Reading is an important aspect of literacy, but writing ability is another part of the equation that is often forgotten. As an English language arts teacher, I know that writing skills also suffer tremendously over the summer. Getting a baseline for the writing deficit is equally as important as the reading diagnostic exam. Just as in reading, teachers can build out the goals and objectives from the data they receive from a writing assessment. It could be something as simple as providing a narrative, persuasive, and expository writing prompt and a rubric that sets expectations for the writing assignment.
Operations Associate, DC Public Charter School Board
All students lose up to two months of academic progress over the summer when they do not engage in educational activities. Regardless of the availability of other programs, the best predictor of summer loss (or gain) is whether or not a child reads during the summer. Summer is coming to a close, but it is not too late for students to pick up a book and brush up on their reading skills prior to the start of the school year.
The best predictor of whether or not a child reads is if they have access to books on their reading level (or the level at which they can read independently and fully comprehend the text). But research shows reading programs work best when adults and teachers help students choose appropriate books and employ simple techniques to improve skill and understanding. The importance of guided support cannot be overstated. One study found that when kids were given books without guided support, they did no better than the kids who did not read at all over the summer.

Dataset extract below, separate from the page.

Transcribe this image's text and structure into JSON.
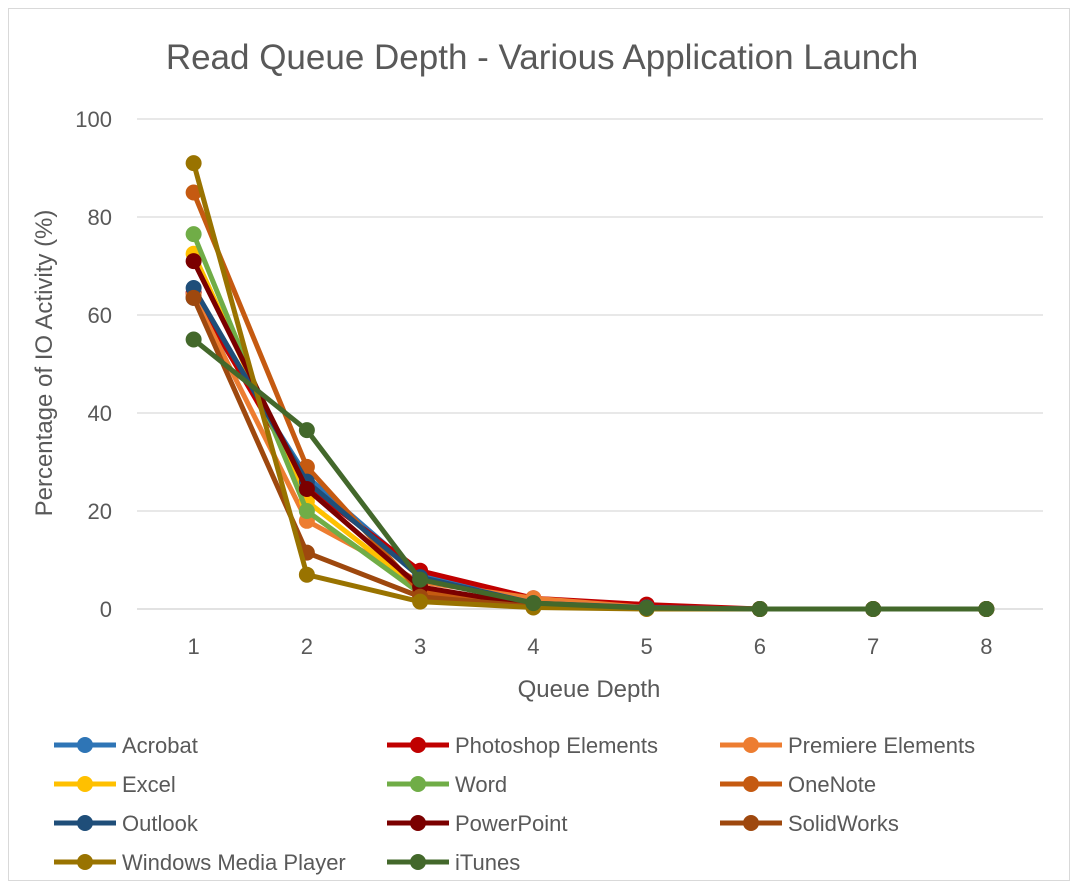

So what makes all the difference? Simply asking questions of the reader to monitor comprehension. Many teachers set their students up for summer success by providing students with mediums to ask and answer questions that require going back to the text for evidence. Making reading an interactive process is the best, most-efficient way to boost fluency and comprehension.
At a time in which many schools face considerable financial challenges, simple solutions for summer learning loss are required. Summer reading programs are a good place to start. And picking up on reading at any point throughout the summer is better than nothing at all. As students head back to school this fall, teachers can accelerate learning by cultivating the reading lives of their students. Strategically targeted discussions in which all students practice connecting their thoughts to evidence from the text is not only Common Core-aligned, but also the simplest, most-effective way to accelerate learning and make up for summer learning loss.